C++: STL Iterator confusion

Recently, folks at my last company got confused with STL iterators.
  1. They used boost::python to create an InputIterator, using stl_iterator.
  2. They used is_sorted() to check whether the underlying list was sorted (of course).
  3. They then looped over their iterator.
That was a mistake. An InputIterator is single-pass, so someone obviously forgot to read the documentation.

But this highlights a problem with STL. is_sorted() actually requires a ForwardIterator. At that link, you can see that a ForwardIterator might be "mutable", meaning that it can be written into. But is_sorted() takes a copy of an iterator, and it certainly does not write into it. There can be no issue of side-effects, right?

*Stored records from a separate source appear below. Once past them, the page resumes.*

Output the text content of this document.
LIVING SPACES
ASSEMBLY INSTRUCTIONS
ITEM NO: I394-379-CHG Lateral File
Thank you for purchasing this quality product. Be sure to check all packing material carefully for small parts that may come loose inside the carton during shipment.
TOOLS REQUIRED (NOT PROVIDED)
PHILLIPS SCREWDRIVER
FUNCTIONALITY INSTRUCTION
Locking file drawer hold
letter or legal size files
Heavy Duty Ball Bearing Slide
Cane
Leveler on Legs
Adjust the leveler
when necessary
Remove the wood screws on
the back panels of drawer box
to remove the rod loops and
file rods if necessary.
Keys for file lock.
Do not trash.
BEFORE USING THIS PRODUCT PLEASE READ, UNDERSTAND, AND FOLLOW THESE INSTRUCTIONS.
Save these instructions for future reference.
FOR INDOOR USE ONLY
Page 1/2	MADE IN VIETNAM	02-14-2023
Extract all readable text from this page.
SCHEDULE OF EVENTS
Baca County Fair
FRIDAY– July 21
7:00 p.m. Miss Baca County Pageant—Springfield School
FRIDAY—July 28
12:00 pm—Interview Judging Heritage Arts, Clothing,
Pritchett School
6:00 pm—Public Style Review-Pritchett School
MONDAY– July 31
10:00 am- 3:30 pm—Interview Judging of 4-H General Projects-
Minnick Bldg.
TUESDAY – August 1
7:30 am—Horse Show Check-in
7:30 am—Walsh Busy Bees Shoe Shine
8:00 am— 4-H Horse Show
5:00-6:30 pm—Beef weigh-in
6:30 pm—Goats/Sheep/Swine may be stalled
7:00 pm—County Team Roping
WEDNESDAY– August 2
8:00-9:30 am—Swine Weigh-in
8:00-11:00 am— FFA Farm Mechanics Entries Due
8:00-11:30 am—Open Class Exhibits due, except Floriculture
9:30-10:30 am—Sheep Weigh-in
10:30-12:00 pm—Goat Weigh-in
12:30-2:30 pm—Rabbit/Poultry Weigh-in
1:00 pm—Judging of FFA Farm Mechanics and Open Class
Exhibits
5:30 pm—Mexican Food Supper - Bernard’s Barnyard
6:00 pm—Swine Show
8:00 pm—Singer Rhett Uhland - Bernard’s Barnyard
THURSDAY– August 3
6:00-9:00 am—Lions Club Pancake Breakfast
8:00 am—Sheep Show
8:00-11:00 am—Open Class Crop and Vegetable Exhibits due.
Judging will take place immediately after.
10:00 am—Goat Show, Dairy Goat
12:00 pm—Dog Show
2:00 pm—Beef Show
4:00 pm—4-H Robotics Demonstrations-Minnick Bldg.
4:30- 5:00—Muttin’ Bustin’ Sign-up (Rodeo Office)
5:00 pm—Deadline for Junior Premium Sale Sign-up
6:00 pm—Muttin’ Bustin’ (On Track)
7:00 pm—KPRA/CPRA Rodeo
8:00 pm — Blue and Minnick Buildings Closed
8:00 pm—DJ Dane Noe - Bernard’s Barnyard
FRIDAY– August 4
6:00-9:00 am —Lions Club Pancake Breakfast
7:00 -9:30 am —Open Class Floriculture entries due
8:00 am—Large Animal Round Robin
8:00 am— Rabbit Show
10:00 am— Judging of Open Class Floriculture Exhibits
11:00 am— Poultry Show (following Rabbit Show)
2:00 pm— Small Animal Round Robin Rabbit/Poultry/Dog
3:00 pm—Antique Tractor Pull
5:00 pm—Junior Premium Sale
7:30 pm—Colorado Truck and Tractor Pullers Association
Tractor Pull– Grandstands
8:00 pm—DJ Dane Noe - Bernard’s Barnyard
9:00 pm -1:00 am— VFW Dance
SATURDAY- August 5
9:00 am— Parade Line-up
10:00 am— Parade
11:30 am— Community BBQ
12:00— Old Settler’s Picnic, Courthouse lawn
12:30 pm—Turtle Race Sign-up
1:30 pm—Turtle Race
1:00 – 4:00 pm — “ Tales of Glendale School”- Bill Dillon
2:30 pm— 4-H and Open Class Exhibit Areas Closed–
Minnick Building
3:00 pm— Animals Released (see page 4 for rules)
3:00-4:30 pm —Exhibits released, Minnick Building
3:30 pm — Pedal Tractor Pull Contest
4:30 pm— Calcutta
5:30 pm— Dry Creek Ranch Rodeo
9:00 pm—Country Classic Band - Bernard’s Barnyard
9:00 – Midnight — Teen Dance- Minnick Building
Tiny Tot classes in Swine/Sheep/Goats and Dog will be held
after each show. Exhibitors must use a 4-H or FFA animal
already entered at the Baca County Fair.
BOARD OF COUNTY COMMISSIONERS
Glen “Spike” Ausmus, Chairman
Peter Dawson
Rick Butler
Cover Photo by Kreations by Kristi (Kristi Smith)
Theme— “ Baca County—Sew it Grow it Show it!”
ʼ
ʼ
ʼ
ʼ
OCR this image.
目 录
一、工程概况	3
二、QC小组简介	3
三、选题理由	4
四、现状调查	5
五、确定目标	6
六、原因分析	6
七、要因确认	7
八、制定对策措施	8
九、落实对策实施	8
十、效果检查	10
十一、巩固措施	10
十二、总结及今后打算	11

Wrong. You can pass an InputIterator if you want, at your own risk. is_sorted() might still return the correct result, but the original iterator (which was copied for the call to is_sorted()) might now be invalid.

So the question became whether it was safe to pass an Inputerator to is_sorted(). In general, the answer is "No". Look at representative source code:

template <class ForwardIterator>
  bool is_sorted (ForwardIterator first, ForwardIterator last)
{
  if (first==last) return true;
  ForwardIterator next = first;
  while (++next!=last) {
    if (*next<*first)     // or, if (comp(*next,*first)) for version (2)
      return false;
    ++first;
  }
  return true;
}

That function requires a copy of the original "first" iterator. "first" and "next" must both be valid during the entire function, and that is not guaranteed for an InputIterator.

However, the boost::python InputIterator is actually a memoized iterator. If you increment it, then the next value for any copy will no longer be the value after what the copy points to. But the copy remains valid for reference. So is_sorted() is fine, as long as no further iteration is performed later.

The problem is that STL is missing a concept between ForwardIterator and InputIterator. So is_sorted() is given the more restrictive designation.

Another way to look at this is that C++ templates are insufficient for practical iterators. The following is closer to the function we really want:

template <class ForwardIterator>
  bool is_sorted (ForwardIterator first, ForwardIterator last)
{
  if (first==last) return true;
  ForwardIterator next = first;
  auto prev_value = *first;
  while (++next!=last) {
    auto next_value = *next;
    if (next_value<prev_value);
      return false;
    prev_value = next_value;;
  }
  return true;
}

But that has problems too. Suddenly, the underlying type must be copy-constructible, and those copies could be expensive. We could use a pointer, but a pointer to what? If we don't make a copy, then there is nothing to point to.

We need an extra version of this algorithm which can safely accept InputIterators, with the implication that there will be copies of the underlying data. But it would need a different function name, and it would confuse everyone.

What we really need is the concept of "Iterator with invariant current element (unless underlying container is modified) but possibly variant subsequent Iterator". Lots of iterators actually work that way. But it would probably confuse people even more.